Co-methanation of carbon monoxide and carbon dioxide on supported nickel and cobalt catalysts prepared from amorphous alloys

Abstract

The activity and durability of the catalysts prepared by the oxidation–reduction treatment of amorphous Co-15 at% Zr, Ni-40 at% Zr and Ni-30 at% Zr-10 at% Sm alloys have been investigated for simultaneous methanation of carbon monoxide and carbon dioxide.
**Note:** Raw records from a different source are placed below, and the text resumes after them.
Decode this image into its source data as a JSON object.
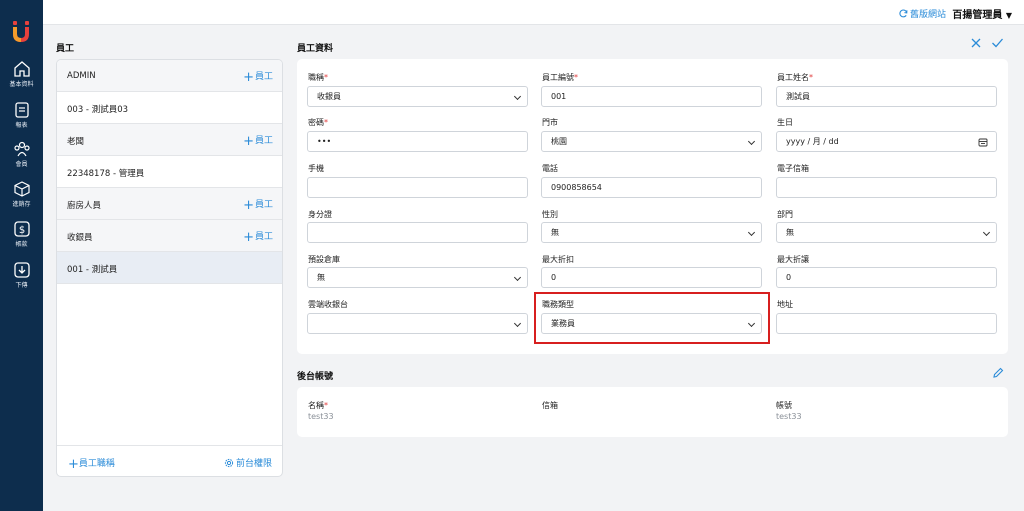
{
  "nav": {
    "items": [
      {
        "label": "基本資料",
        "icon": "home-icon"
      },
      {
        "label": "報表",
        "icon": "report-icon"
      },
      {
        "label": "會員",
        "icon": "members-icon"
      },
      {
        "label": "進銷存",
        "icon": "inventory-box-icon"
      },
      {
        "label": "帳款",
        "icon": "dollar-icon"
      },
      {
        "label": "下傳",
        "icon": "download-icon"
      }
    ],
    "logo_color": "#e8413c"
  },
  "topbar": {
    "old_site": "舊版網站",
    "user": "百揚管理員"
  },
  "employees": {
    "title": "員工",
    "add_label": "員工",
    "rows": [
      {
        "text": "ADMIN",
        "type": "group"
      },
      {
        "text": "003 - 測試員03",
        "type": "item"
      },
      {
        "text": "老闆",
        "type": "group"
      },
      {
        "text": "22348178 - 管理員",
        "type": "item"
      },
      {
        "text": "廚房人員",
        "type": "group"
      },
      {
        "text": "收銀員",
        "type": "group"
      },
      {
        "text": "001 - 測試員",
        "type": "selected"
      }
    ],
    "footer_add_role": "員工職稱",
    "footer_permission": "前台權限"
  },
  "form": {
    "title": "員工資料",
    "fields": {
      "job_title": {
        "label": "職稱",
        "value": "收銀員"
      },
      "emp_no": {
        "label": "員工編號",
        "value": "001"
      },
      "emp_name": {
        "label": "員工姓名",
        "value": "測試員"
      },
      "password": {
        "label": "密碼",
        "value": "•••"
      },
      "store": {
        "label": "門市",
        "value": "桃園"
      },
      "birthday": {
        "label": "生日",
        "placeholder": "yyyy / 月 / dd"
      },
      "mobile": {
        "label": "手機",
        "value": ""
      },
      "phone": {
        "label": "電話",
        "value": "0900858654"
      },
      "email": {
        "label": "電子信箱",
        "value": ""
      },
      "id_no": {
        "label": "身分證",
        "value": ""
      },
      "gender": {
        "label": "性別",
        "value": "無"
      },
      "department": {
        "label": "部門",
        "value": "無"
      },
      "warehouse": {
        "label": "預設倉庫",
        "value": "無"
      },
      "max_discount": {
        "label": "最大折扣",
        "value": "0"
      },
      "max_allowance": {
        "label": "最大折讓",
        "value": "0"
      },
      "cloud_pos": {
        "label": "雲端收銀台",
        "value": ""
      },
      "job_type": {
        "label": "職務類型",
        "value": "業務員"
      },
      "address": {
        "label": "地址",
        "value": ""
      }
    }
  },
  "account": {
    "title": "後台帳號",
    "name_label": "名稱",
    "name_value": "test33",
    "email_label": "信箱",
    "email_value": "",
    "acct_label": "帳號",
    "acct_value": "test33"
  },
  "colors": {
    "accent": "#2a8bd8",
    "nav_bg": "#0d2d4d",
    "highlight": "#d71f1f",
    "required": "#e03c3c"
  }
}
It has been found that the Ni–30Zr–10Sm catalyst shows the highest activity among the catalysts examined, and the activity of the Co–15Zr catalyst is lower than those of the nickel-based catalysts, in agreement with the activity for the solo methanation of carbon dioxide. On all the catalysts, carbon monoxide reacts preferentially with hydrogen, and is completely converted into methane at and above 523 K. The remaining hydrogen further reacts with carbon dioxide to form methane. The methanation rate in the H 2–CO–CO 2 mixed gas is higher than that in H 2–CO mixed gas without CO 2. This is probably related to the prevention of the formation of surface carbon by the disproportionation reaction of carbon monoxide due to the presence of carbon dioxide. The activity of the Ni–40Zr catalyst at 573 K gradually decreases with reaction time. It has been found that tetragonal ZrO 2, the presence of which is responsible for the high activity, is transformed to thermodynamically more stable monoclinic ZrO 2 during the catalytic reaction. In contrast to the Ni–40Zr catalyst, the Ni–30Zr–10Sm catalyst sustains the initial high activity, and no structural change is observed during the durability test regardless of the presence of a small amount of hydrogen sulfide.